Take supplements with lunch. No medication or supplements at same time as Levothyroxine.

Did you have any test to check your Adrenals?

Ana8 profile image
Ana8 in reply toMary-intussuception

Hi i was not given any instructions or guidance when taking Levothyroxine. Was taking 50mcg every day during those results. No tests for adrenals

Mary-intussuception profile image
Mary-intussuception in reply toAna8

I thought you said that you were starting and stopping Levothyroxine?

You need immediate increase and I would ask about some T3.

In several weeks time when all supplements have been taken regularly at correct dose and 75mcg Levo every day - have retests and expect to increase again. And so on.

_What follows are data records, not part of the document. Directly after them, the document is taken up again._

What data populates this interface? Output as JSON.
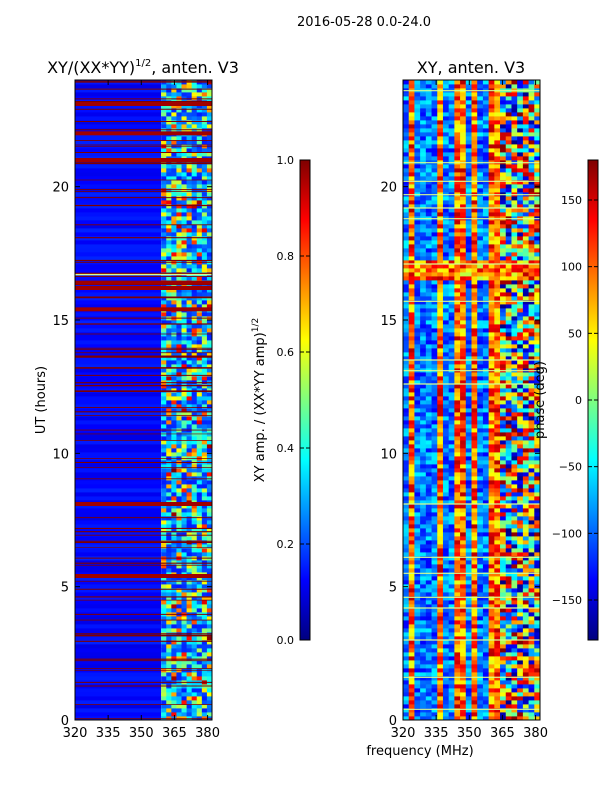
{
  "figure": {
    "suptitle": "2016-05-28 0.0-24.0",
    "shared_xlabel": "frequency (MHz)"
  },
  "colors": {
    "jet": [
      "#00007f",
      "#0000ff",
      "#007fff",
      "#00ffff",
      "#7fff7f",
      "#ffff00",
      "#ff7f00",
      "#ff0000",
      "#7f0000"
    ],
    "glitch_line": "#7f0000",
    "bright_line": "#d8ff8f"
  },
  "chart_data": [
    {
      "type": "heatmap",
      "title_prefix": "XY/(XX*YY)",
      "title_exp": "1/2",
      "title_suffix": ", anten. V3",
      "xlabel": "",
      "ylabel": "UT (hours)",
      "xlim": [
        320,
        382
      ],
      "ylim": [
        0,
        24
      ],
      "xticks": [
        320,
        335,
        350,
        365,
        380
      ],
      "yticks": [
        0,
        5,
        10,
        15,
        20
      ],
      "colorbar": {
        "label_prefix": "XY amp. / (XX*YY amp)",
        "label_exp": "1/2",
        "range": [
          0.0,
          1.0
        ],
        "ticks": [
          "0.0",
          "0.2",
          "0.4",
          "0.6",
          "0.8",
          "1.0"
        ],
        "tick_values": [
          0.0,
          0.2,
          0.4,
          0.6,
          0.8,
          1.0
        ]
      },
      "quiet_band_mhz": [
        320,
        359
      ],
      "active_band_mhz": [
        359,
        382
      ],
      "background_value": 0.1,
      "hot_hours": [
        5.4,
        8.1,
        15.4,
        16.2,
        16.4,
        21.0,
        22.0,
        23.1
      ],
      "bright_lines_hours": [
        16.7
      ]
    },
    {
      "type": "heatmap",
      "title": "XY, anten. V3",
      "xlabel": "frequency (MHz)",
      "ylabel": "",
      "xlim": [
        320,
        382
      ],
      "ylim": [
        0,
        24
      ],
      "xticks": [
        320,
        335,
        350,
        365,
        380
      ],
      "yticks": [
        0,
        5,
        10,
        15,
        20
      ],
      "colorbar": {
        "label": "phase (deg)",
        "range": [
          -180,
          180
        ],
        "ticks": [
          "−150",
          "−100",
          "−50",
          "0",
          "50",
          "100",
          "150"
        ],
        "tick_values": [
          -150,
          -100,
          -50,
          0,
          50,
          100,
          150
        ]
      },
      "vertical_stripes_mhz": [
        324,
        336,
        337,
        346,
        353,
        360,
        362
      ],
      "band_16h": [
        16.5,
        17.1
      ],
      "bright_lines_hours": [
        0.4,
        1.6,
        3.0,
        4.2,
        4.6,
        5.5,
        6.1,
        8.1,
        12.6,
        13.1,
        13.5,
        15.7,
        17.1,
        18.8,
        19.2,
        19.7,
        20.2,
        20.9,
        23.6
      ]
    }
  ]
}
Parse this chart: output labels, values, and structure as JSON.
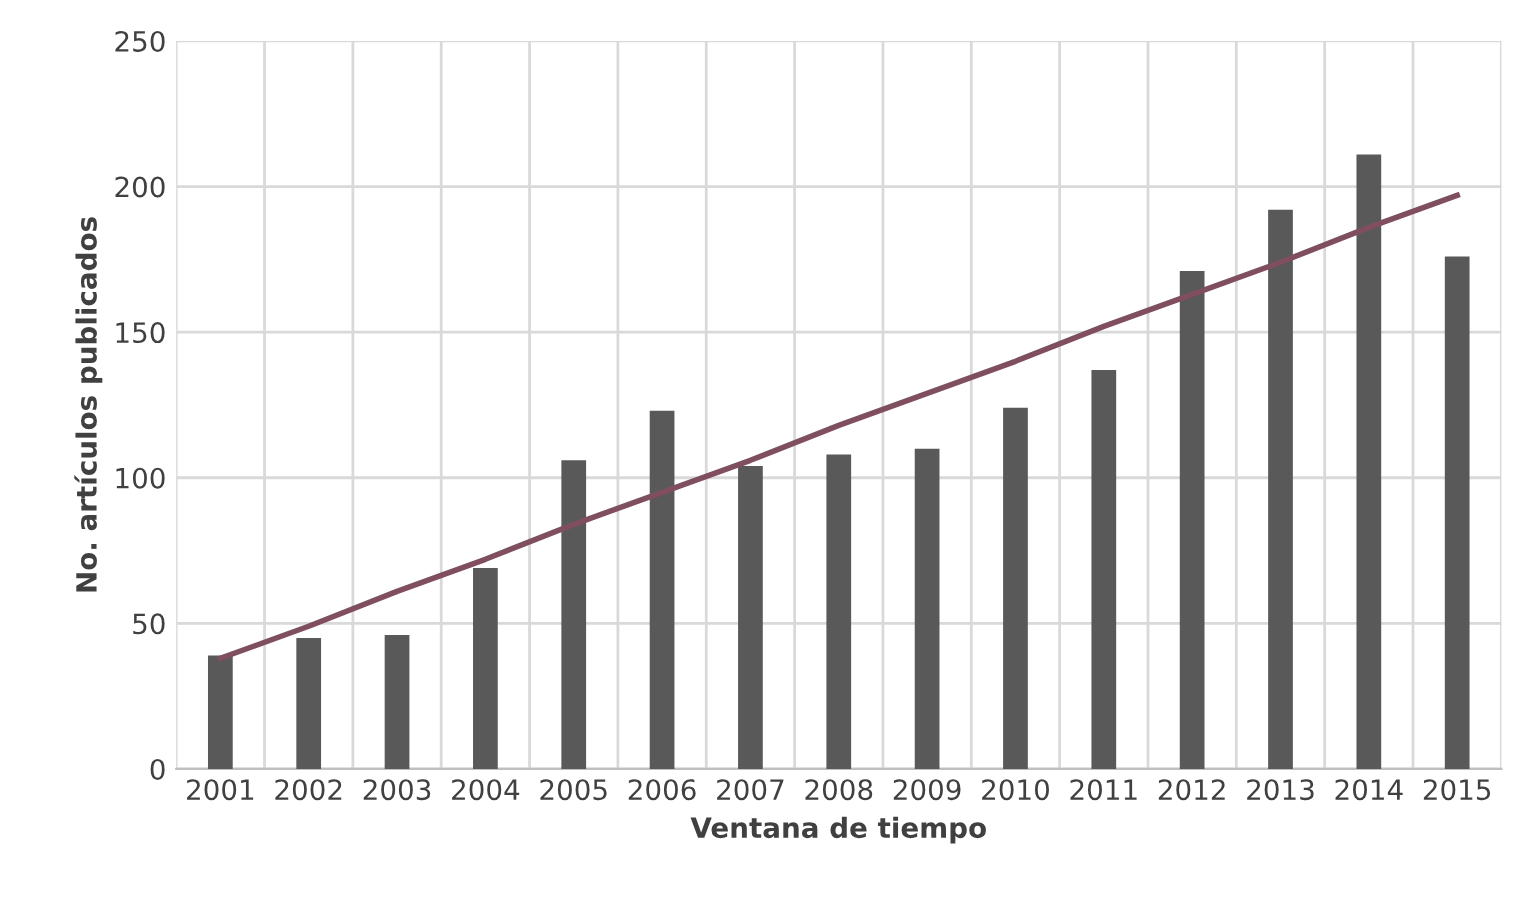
{
  "chart_data": {
    "type": "bar",
    "xlabel": "Ventana de tiempo",
    "ylabel": "No. artículos publicados",
    "categories": [
      "2001",
      "2002",
      "2003",
      "2004",
      "2005",
      "2006",
      "2007",
      "2008",
      "2009",
      "2010",
      "2011",
      "2012",
      "2013",
      "2014",
      "2015"
    ],
    "series": [
      {
        "color": "#595959",
        "values": [
          39,
          45,
          46,
          69,
          106,
          123,
          104,
          108,
          110,
          124,
          137,
          171,
          192,
          211,
          176
        ]
      },
      {
        "type": "line",
        "color": "#7f4f5f",
        "values": [
          38,
          49,
          61,
          72,
          84,
          95,
          106,
          118,
          129,
          140,
          152,
          163,
          174,
          186,
          197
        ]
      }
    ],
    "ylim": [
      0,
      250
    ],
    "yticks": [
      0,
      50,
      100,
      150,
      200,
      250
    ],
    "grid": true,
    "legend": false
  }
}
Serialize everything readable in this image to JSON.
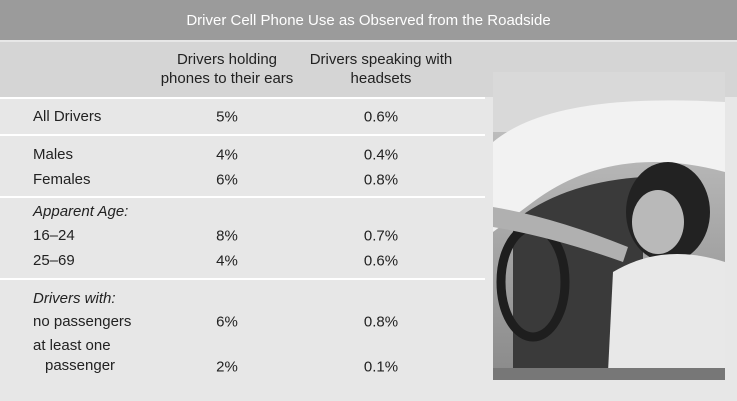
{
  "table": {
    "title": "Driver Cell Phone Use as Observed from the Roadside",
    "columns": [
      "Drivers holding phones to their ears",
      "Drivers speaking with headsets"
    ],
    "groups": [
      {
        "rows": [
          [
            "All Drivers",
            "5%",
            "0.6%"
          ]
        ]
      },
      {
        "rows": [
          [
            "Males",
            "4%",
            "0.4%"
          ],
          [
            "Females",
            "6%",
            "0.8%"
          ]
        ]
      },
      {
        "heading": "Apparent Age:",
        "rows": [
          [
            "16–24",
            "8%",
            "0.7%"
          ],
          [
            "25–69",
            "4%",
            "0.6%"
          ]
        ]
      },
      {
        "heading": "Drivers with:",
        "rows": [
          [
            "no passengers",
            "6%",
            "0.8%"
          ],
          [
            "at least one passenger",
            "2%",
            "0.1%"
          ]
        ]
      }
    ]
  }
}
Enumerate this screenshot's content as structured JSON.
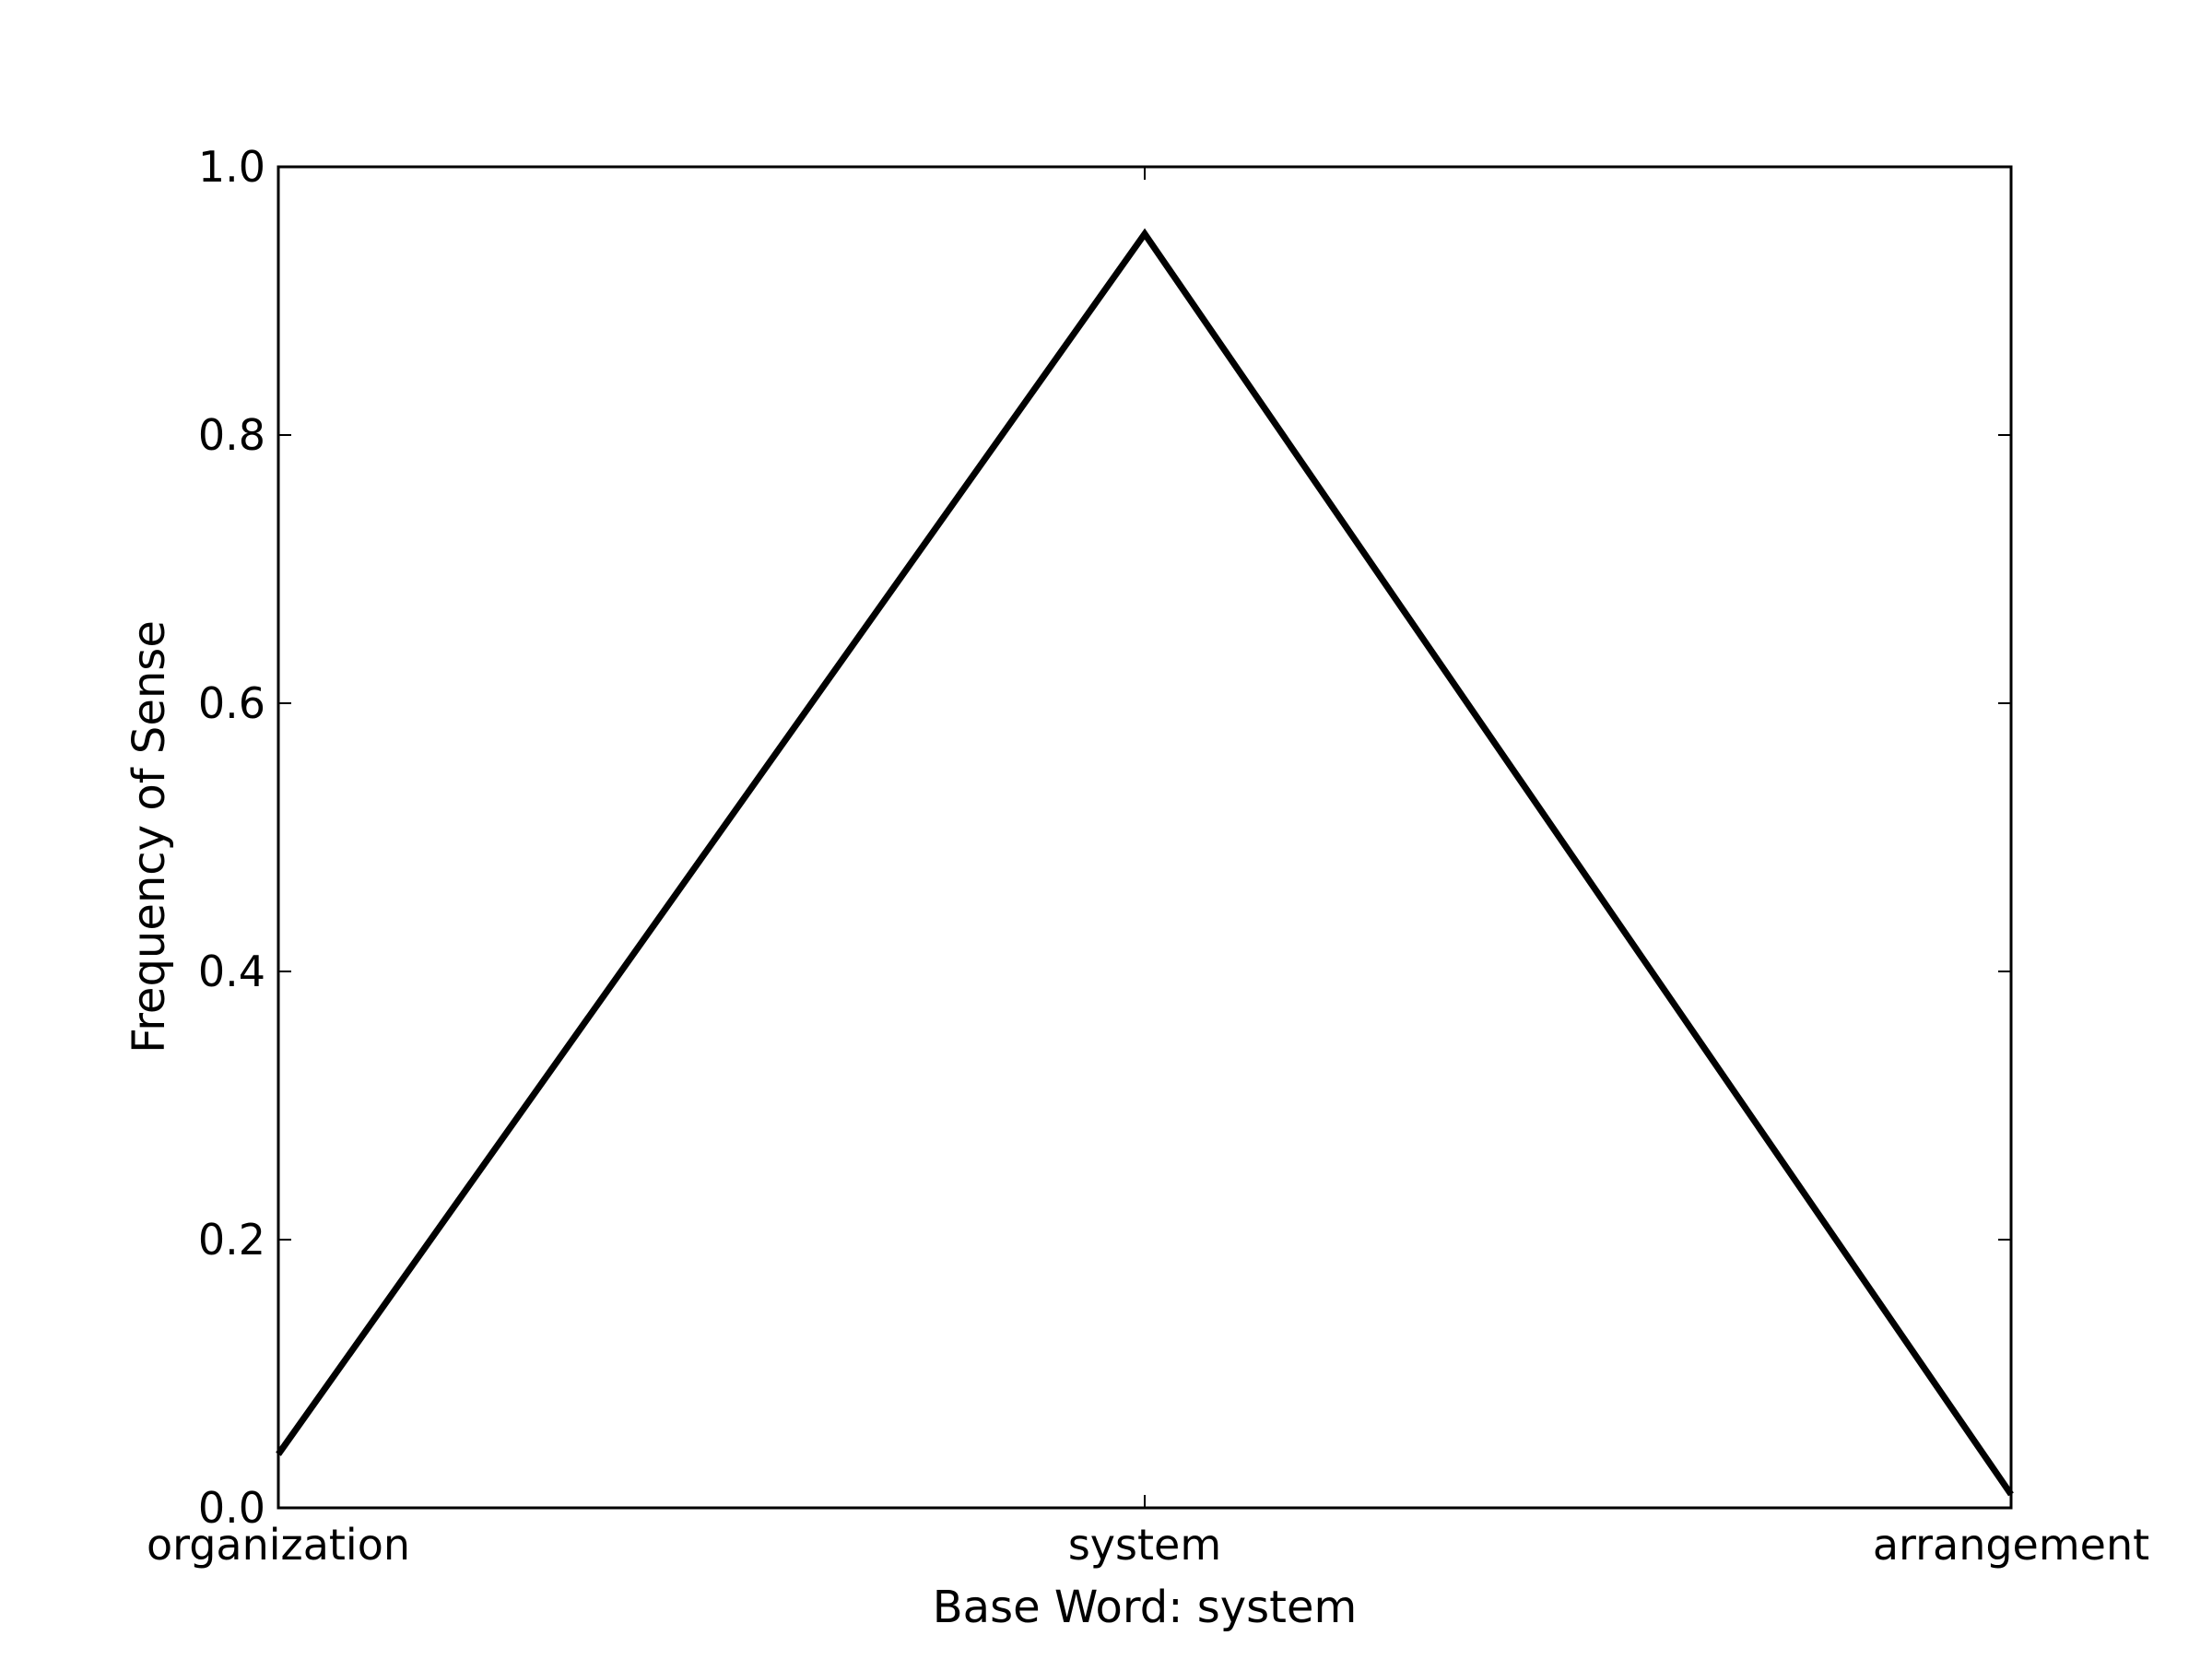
{
  "chart_data": {
    "type": "line",
    "categories": [
      "organization",
      "system",
      "arrangement"
    ],
    "series": [
      {
        "values": [
          0.04,
          0.95,
          0.01
        ]
      }
    ],
    "xlabel": "Base Word: system",
    "ylabel": "Frequency of Sense",
    "ylim": [
      0,
      1
    ],
    "yticks": [
      "0.0",
      "0.2",
      "0.4",
      "0.6",
      "0.8",
      "1.0"
    ],
    "grid": false,
    "line_color": "#000000"
  }
}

Yes, you have Hashis. You also have dreadful vitamin levels. You should be on 3 x 210 ferrous fumarate a day (taken with vitamin C) until ferritin is at least 70, then a maintenance dose or liver a couple of times a week. If you have any indication of low B12 symptoms, you should be tested for perniscious anaemia. After that, if you don't getB12 injections you should be prescribed folic acid and also ake about 5000iu sulingual methylcobalamin until B12 is top of range and then about 1000iu as a maintenance dose. You also need at least 5000iu (proabbly more) vitamin D3 a day until vit D is around 100.

You are undermedicated and need an immediate increase of 25mcg and retest in 6 weeks with further increases until free T4 and free t3 are in the top quarter of their ranges and TSH is where ever it ends up when that happens (under 1)

You also need a new GP as your curent one is obviously useless - might be worth complaining about poor treatment,since your iron etc was stopped when it was obviously necessary. Worth going gluten-free also, but not until after you have been tested for coeliac.

Without good nutrient levels you can't absorb and use the levo.